Canadian businessman, entrepreneur

Antonio Accurso (born November 8, 1951) is a Canadian businessman who specializes in the construction sector. He directly and indirectly controls several construction businesses as well as bars, restaurants, movie theatres, shopping centres, and the Hippo Club in Laval.

==Beginnings and political ties==
Tony Accurso was born on November 8, 1951, in Montreal, and studied civil engineering at Concordia University in Montreal. After his Italian-born father's death in 1982, Tony Accurso took over his business, Louisbourg Construction Ltd.

Accurso heads Simard-Beaudry Construction, one of the leading construction companies in Quebec. Accurso also controls many other companies, especially in the construction sector, such as Louisbourg, Gastier, Constructions Marton or the Ciments Lavallée Cemco.

Over the course of Accurso's career, he has had ties and has made donations to representatives of several provincial political parties in Quebec including the Parti Québécois, the Quebec Liberal Party, and the Action démocratique du Québec.
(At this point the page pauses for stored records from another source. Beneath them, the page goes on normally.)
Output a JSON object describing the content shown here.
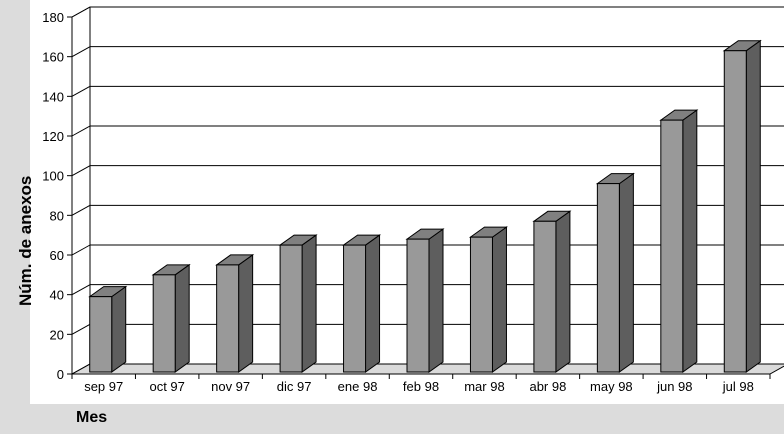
{
  "chart_data": {
    "type": "bar",
    "xlabel": "Mes",
    "ylabel": "Núm. de anexos",
    "ylim": [
      0,
      180
    ],
    "yticks": [
      0,
      20,
      40,
      60,
      80,
      100,
      120,
      140,
      160,
      180
    ],
    "grid": true,
    "style": "3d-columns",
    "categories": [
      "sep 97",
      "oct 97",
      "nov 97",
      "dic 97",
      "ene 98",
      "feb 98",
      "mar 98",
      "abr 98",
      "may 98",
      "jun 98",
      "jul 98"
    ],
    "values": [
      39,
      50,
      55,
      65,
      65,
      68,
      69,
      77,
      96,
      128,
      163
    ],
    "colors": {
      "bar_front": "#999999",
      "bar_side": "#5e5e5e",
      "bar_top": "#808080",
      "floor": "#dadada",
      "background": "#dcdcdc"
    }
  }
}
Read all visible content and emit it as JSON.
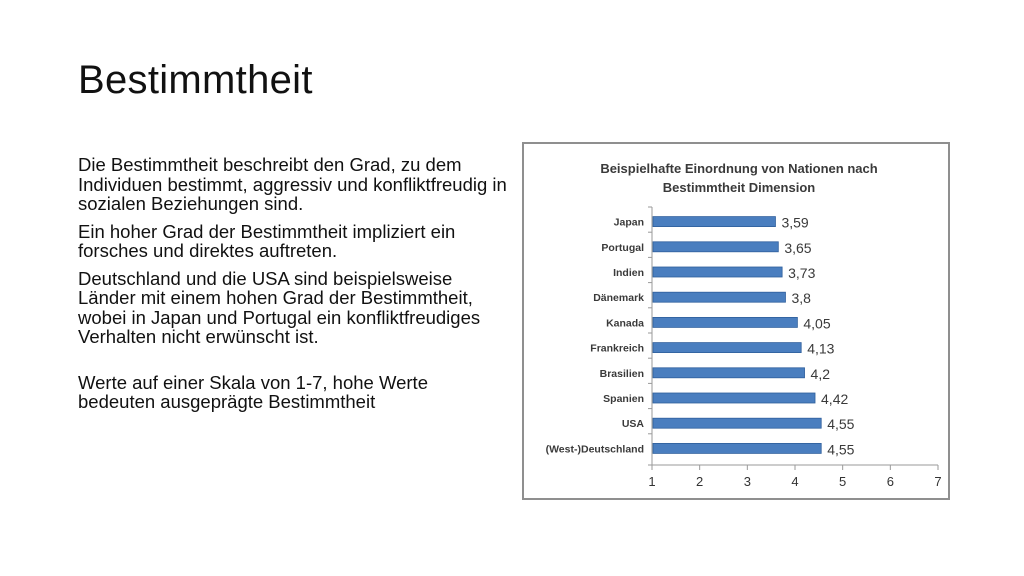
{
  "slide": {
    "title": "Bestimmtheit",
    "paragraphs": [
      "Die Bestimmtheit beschreibt den Grad, zu dem Individuen bestimmt, aggressiv und konfliktfreudig in sozialen Beziehungen sind.",
      "Ein hoher Grad der Bestimmtheit impliziert ein forsches und direktes auftreten.",
      "Deutschland und die USA sind beispielsweise Länder mit einem hohen Grad der Bestimmtheit, wobei in Japan und Portugal ein konfliktfreudiges Verhalten nicht erwünscht ist.",
      "Werte auf einer Skala von 1-7, hohe Werte bedeuten ausgeprägte Bestimmtheit"
    ]
  },
  "chart_data": {
    "type": "bar",
    "orientation": "horizontal",
    "title_lines": [
      "Beispielhafte Einordnung von Nationen nach",
      "Bestimmtheit Dimension"
    ],
    "categories": [
      "Japan",
      "Portugal",
      "Indien",
      "Dänemark",
      "Kanada",
      "Frankreich",
      "Brasilien",
      "Spanien",
      "USA",
      "(West-)Deutschland"
    ],
    "values": [
      3.59,
      3.65,
      3.73,
      3.8,
      4.05,
      4.13,
      4.2,
      4.42,
      4.55,
      4.55
    ],
    "data_labels": [
      "3,59",
      "3,65",
      "3,73",
      "3,8",
      "4,05",
      "4,13",
      "4,2",
      "4,42",
      "4,55",
      "4,55"
    ],
    "x_ticks": [
      "1",
      "2",
      "3",
      "4",
      "5",
      "6",
      "7"
    ],
    "xlim": [
      1,
      7
    ],
    "grid": false,
    "legend": "none",
    "bar_color": "#4a7ebf",
    "bar_edge_color": "#2f5f9c"
  }
}
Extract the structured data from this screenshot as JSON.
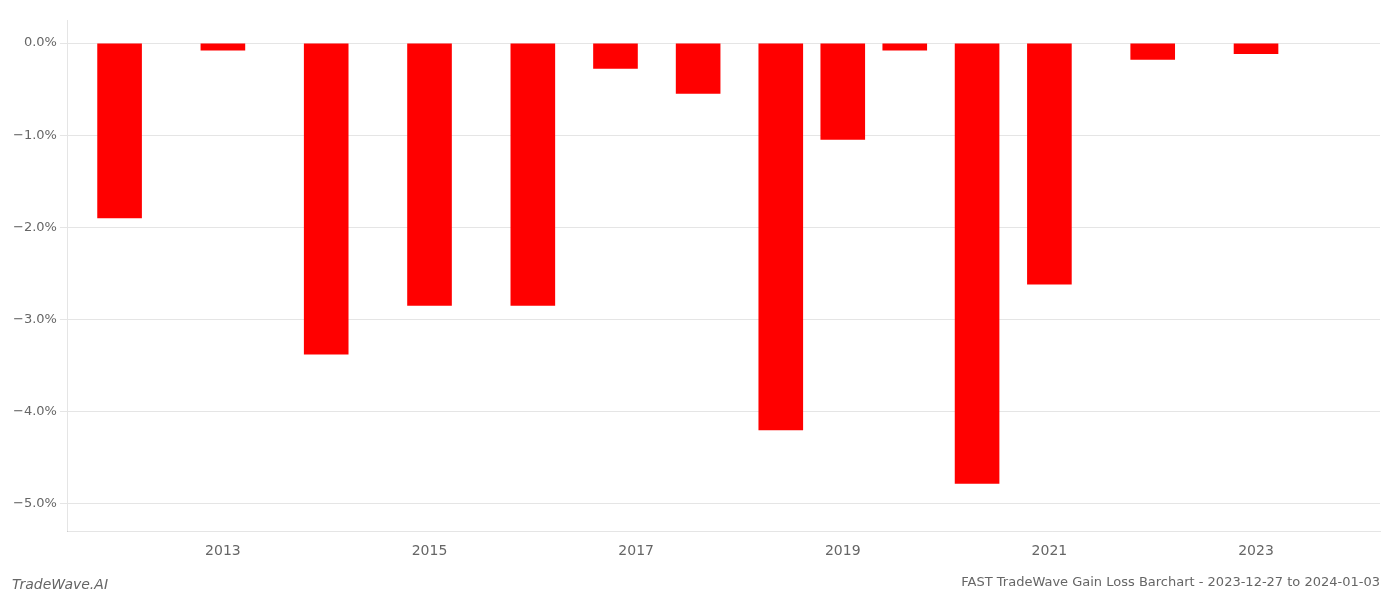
{
  "chart_data": {
    "type": "bar",
    "title": "FAST TradeWave Gain Loss Barchart - 2023-12-27 to 2024-01-03",
    "annotations": [
      "TradeWave.AI"
    ],
    "x": [
      2012,
      2013,
      2014,
      2015,
      2016,
      2016.8,
      2017.6,
      2018.4,
      2019.0,
      2019.6,
      2020.3,
      2021,
      2022,
      2023
    ],
    "values": [
      -1.9,
      -0.08,
      -3.38,
      -2.85,
      -2.85,
      -0.28,
      -0.55,
      -4.2,
      -1.05,
      -0.08,
      -4.78,
      -2.62,
      -0.18,
      -0.12
    ],
    "color": "#ff0000",
    "xlim": [
      2011.5,
      2024.2
    ],
    "xticks": [
      2013,
      2015,
      2017,
      2019,
      2021,
      2023
    ],
    "ylim": [
      -5.3,
      0.25
    ],
    "yticks": [
      {
        "value": 0.0,
        "label": "0.0%"
      },
      {
        "value": -1.0,
        "label": "−1.0%"
      },
      {
        "value": -2.0,
        "label": "−2.0%"
      },
      {
        "value": -3.0,
        "label": "−3.0%"
      },
      {
        "value": -4.0,
        "label": "−4.0%"
      },
      {
        "value": -5.0,
        "label": "−5.0%"
      }
    ],
    "grid": "y"
  }
}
Accurso was a friend of Louis Laberge, the founder of Fonds de solidarité FTQ which is sponsored by the Fédération des travailleurs du Québec (Quebec Federation of Labour). Accurso's businesses have accumulated $114 million (Canadian) in subsidies from Fonds de solidarité. In December 2004 and January 2005 Accurso was pictured with high ranking union officials Louis Bolduc and Jean Lavallée, and former Montreal city manager Robert Abdallah sailing on his 119-foot yacht.

In 2009, Frank Zampino, former chair of Montreal's executive committee, sailed on Accurso's yacht before Accurso was awarded a $355-million water-metre contract by the city. The contract was later cancelled in May 2009, and Zampino was charged with fraud, conspiracy and breach of trust after a 2 1/2-year investigation.

==Legal issues and incarceration==
On April 8, 2009, the Canada Revenue Agency (CRA) executed search warrants concerning tax evasion investigations in Accurso's construction companies. In December 2010, two of Accurso's companies, Constructions Louisbourg Ltd. and Simard-Beaudry Construction Inc., pleaded guilty to tax evasion for claiming false expenses, many involving renovations to Accurso's yacht, and paid fines exceeding $4.1 million. Bruno and B.T. Céramique pleaded guilty to tax evasion in February, 2011, and paid more than $1.3 million in fines. This stemmed from invoices for standard business services were handed out without any work being done. The three construction companies then claimed the fake work as business expenses on their tax returns, dodging about $400,000 in taxes.

Following the report Le fonds sous influence on the program Enquête on September 24, 2009, Accurso sued journalist Alain Gravel and Société Radio-Canada for invasion of privacy and defaming his reputation; he sought $2.5 million in damages. In November 2009, Accurso admitted that the facts presented in Gravel's report were true. The admission was made public July 15, 2010.

In October 2009, Accurso gave $100,000 to fund municipal politician Benoît Labonté's bid when Labonté entered the leadership race for Vision Montréal.

Accurso was arrested with 13 others on April 17, 2012, after investigation by the Unité permanente anticorruption on charges relating to an alleged illegal contract-sharing system near the Montreal suburb of Mascouche. Along with four men, Accurso faced six charges of conspiracy, fraud, forgery and breach of trust by a public officer in an attempt to defraud the government of more than $3 million.

In September 2014, at the Charbonneau Commission, Accurso's publication ban was rejected by the commission. Accurso denied any links to the Montreal Mafia, but did admit Montreal mob boss Vito Rizzuto was a "minor contact".

In February 2018, Accurso was acquitted of the breach of trust charge related to the Mascouche case, while the other four charges had already been dropped.

On July 5, 2018, Accurso was sentenced to four years in prison after he was found guilty of five charges: conspiracy to commit acts of corruption, conspiracy to commit fraud, fraud of over $5,000, municipal corruption, and aiding in a breach of trust related corruption of competition for municipal contracts in Laval between 1996 and 2010.

In 2022 and 2023, there were several attacks on Accurso’s home in Deux-Montagnes, as well as those of family members.

In July 2023, the Supreme court of Canada refused his appeal, and in March 2024, Accurso was granted full parole, just months after starting to serve his sentence. One month after his release, he was arrested for breach of his parole conditions.

==Personal life==
On October 26, 2018, his son James was killed in a traffic accident in the Laurentians.